First of all, let me say that the lead singer of Electric Six looked NOTHING like I imagined. Then again, that's kinda like trying to imagine what Calvin from the comic strip Calvin & Hobbes might sound like if they ever made a cartoon series based on the strip. Nothing would ever look right. In fact, the band as a whole looked nothing like I expected.
Imagine you're at a trashy, low-rent wedding, it's the reception, the wedding band has just finished doing an 8-ball of cocaine after staying up all night taking whiskey shots and giving Dirty Sanchezes to inexpensive hookers, and now they're playing from a setlist of fucked up love songs. That's Electric Six. And they were fucking off-my-balls amazing.
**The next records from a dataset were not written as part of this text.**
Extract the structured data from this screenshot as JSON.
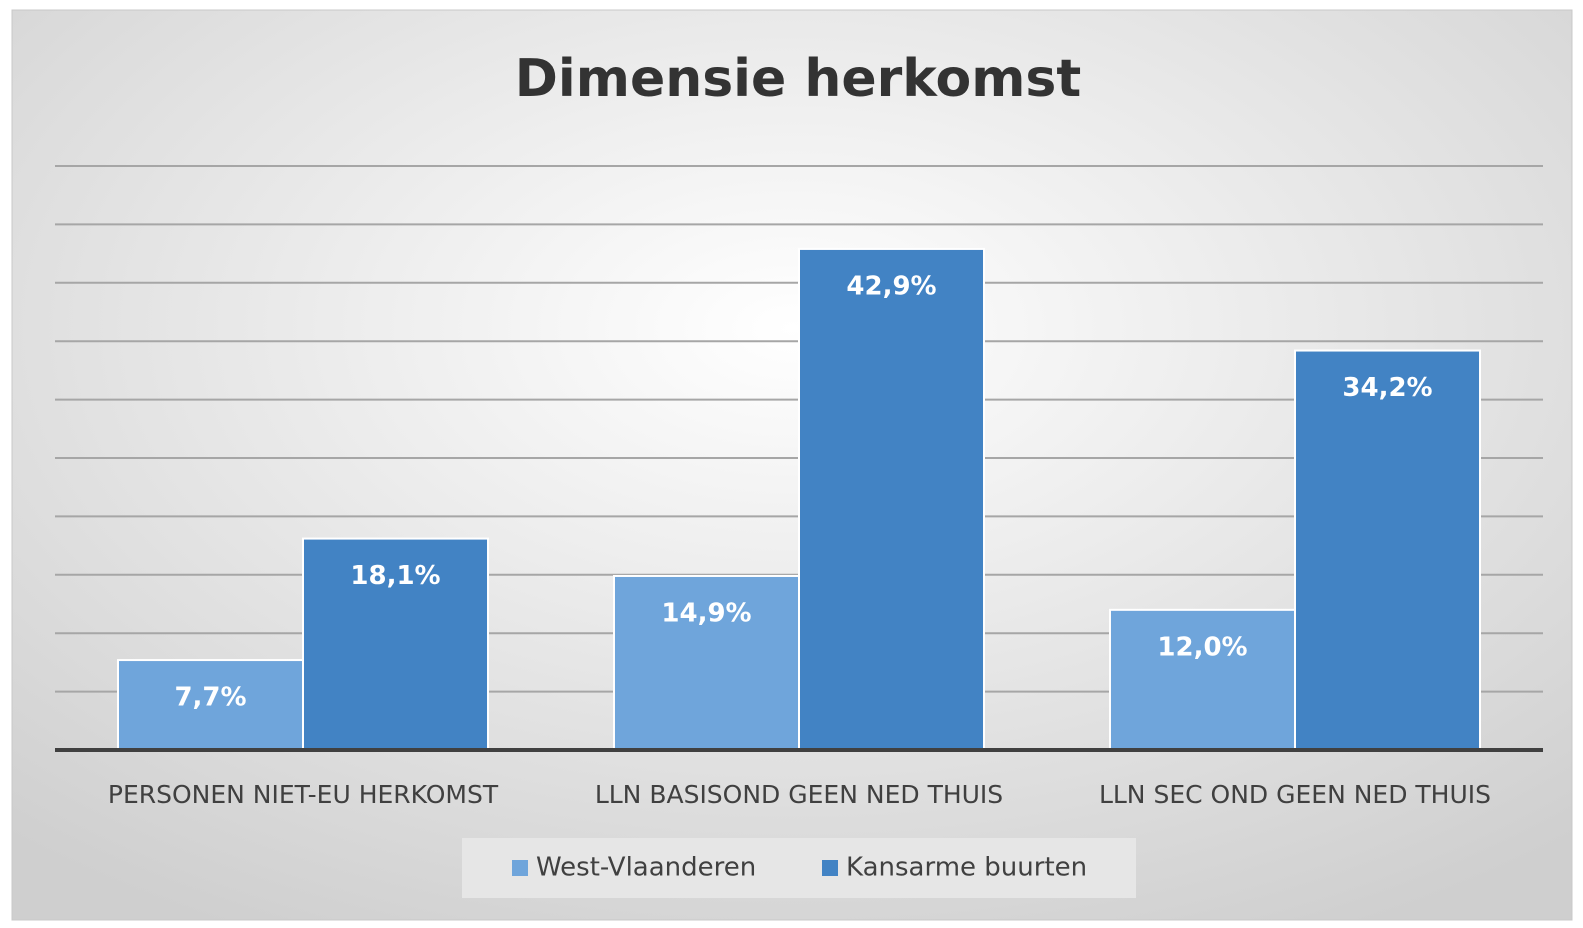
{
  "chart_data": {
    "type": "bar",
    "title": "Dimensie herkomst",
    "categories": [
      "PERSONEN NIET-EU HERKOMST",
      "LLN BASISOND GEEN NED THUIS",
      "LLN SEC OND GEEN NED THUIS"
    ],
    "series": [
      {
        "name": "West-Vlaanderen",
        "color": "#6fa5db",
        "values": [
          7.7,
          14.9,
          12.0
        ],
        "value_labels": [
          "7,7%",
          "14,9%",
          "12,0%"
        ]
      },
      {
        "name": "Kansarme buurten",
        "color": "#4283c4",
        "values": [
          18.1,
          42.9,
          34.2
        ],
        "value_labels": [
          "18,1%",
          "42,9%",
          "34,2%"
        ]
      }
    ],
    "ylim": [
      0,
      50
    ],
    "yticks": [
      0,
      5,
      10,
      15,
      20,
      25,
      30,
      35,
      40,
      45,
      50
    ],
    "grid": true,
    "legend": "bottom"
  }
}
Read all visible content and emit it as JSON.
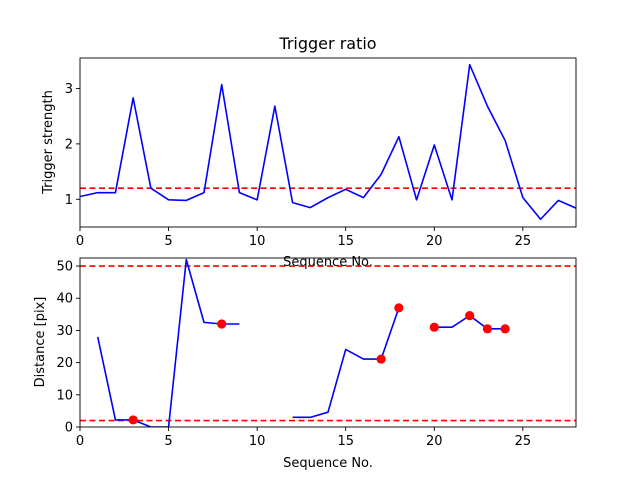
{
  "chart_data": [
    {
      "type": "line",
      "title": "Trigger ratio",
      "xlabel": "Sequence No.",
      "ylabel": "Trigger strength",
      "xlim": [
        0,
        28
      ],
      "ylim": [
        0.5,
        3.55
      ],
      "xticks": [
        0,
        5,
        10,
        15,
        20,
        25
      ],
      "yticks": [
        1,
        2,
        3
      ],
      "grid": false,
      "series": [
        {
          "color": "#0000ff",
          "x": [
            0,
            1,
            2,
            3,
            4,
            5,
            6,
            7,
            8,
            9,
            10,
            11,
            12,
            13,
            14,
            15,
            16,
            17,
            18,
            19,
            20,
            21,
            22,
            23,
            24,
            25,
            26,
            27,
            28
          ],
          "y": [
            1.05,
            1.12,
            1.12,
            2.83,
            1.2,
            0.99,
            0.98,
            1.12,
            3.07,
            1.12,
            0.99,
            2.68,
            0.94,
            0.85,
            1.03,
            1.18,
            1.03,
            1.45,
            2.13,
            0.99,
            1.98,
            0.99,
            3.43,
            2.68,
            2.06,
            1.03,
            0.64,
            0.98,
            0.84
          ]
        }
      ],
      "hlines": [
        {
          "y": 1.2,
          "color": "#ff0000",
          "style": "dashed"
        }
      ]
    },
    {
      "type": "line",
      "title": "",
      "xlabel": "Sequence No.",
      "ylabel": "Distance [pix]",
      "xlim": [
        0,
        28
      ],
      "ylim": [
        0,
        52.5
      ],
      "xticks": [
        0,
        5,
        10,
        15,
        20,
        25
      ],
      "yticks": [
        0,
        10,
        20,
        30,
        40,
        50
      ],
      "grid": false,
      "series": [
        {
          "color": "#0000ff",
          "x": [
            0,
            1,
            2,
            3,
            4,
            5,
            6,
            7,
            8,
            9,
            10,
            11,
            12,
            13,
            14,
            15,
            16,
            17,
            18,
            19,
            20,
            21,
            22,
            23,
            24,
            25,
            26,
            27,
            28
          ],
          "y": [
            null,
            28,
            2.2,
            2.2,
            0,
            0,
            52,
            32.5,
            32,
            32,
            null,
            null,
            3,
            3,
            4.6,
            24.1,
            21.1,
            21.1,
            37,
            null,
            31,
            31,
            34.6,
            30.5,
            30.5,
            null,
            null,
            null,
            null
          ]
        }
      ],
      "markers": {
        "color": "#ff0000",
        "x": [
          3,
          8,
          17,
          18,
          20,
          22,
          23,
          24
        ],
        "y": [
          2.2,
          32,
          21.1,
          37,
          31,
          34.6,
          30.5,
          30.5
        ]
      },
      "hlines": [
        {
          "y": 50,
          "color": "#ff0000",
          "style": "dashed"
        },
        {
          "y": 2,
          "color": "#ff0000",
          "style": "dashed"
        }
      ]
    }
  ]
}
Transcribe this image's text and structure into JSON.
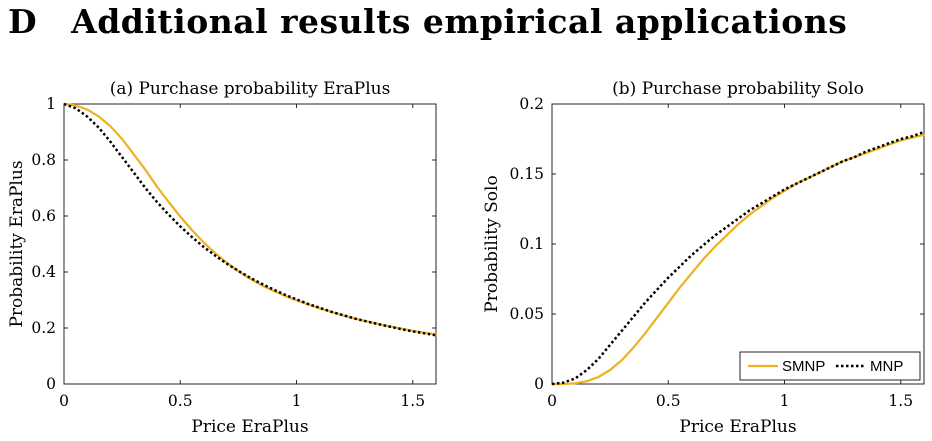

The setlist included - in no specific order - Gay Bar, Dance Commander, Naked Pictures Of Your Mother, Synthesizer, Improper Dancing, Rock N' Roll Evacuation, and Danger (High Voltage), as well as songs from their latest effort and even one or two new songs from their forthcoming album. You may not know from what I'm talking about, and for that you should be ashamed! Go listen to their debut album "Fire" and for the love of God try to keep up!
The singer absolutely looked like the least-energetic person on the face of the planet. He strikes me as the kind of fella where standing upright is a bit of a chore. Nevertheless, he was wacky, goofy, and did his damnedest to entertain a crowd that was standing on cement, baking under the sun at 3:30 in the Friday afternoon.
And, I for one, think his plan to get more involved politically by sending attractive women into the future 30 years so they can find George W. Bush on his ranch in Texas, Ride That President, and give birth to another Bush baby is something I can whole-heartedly get behind. Maybe by then, Mr. President, he'll know how to rock!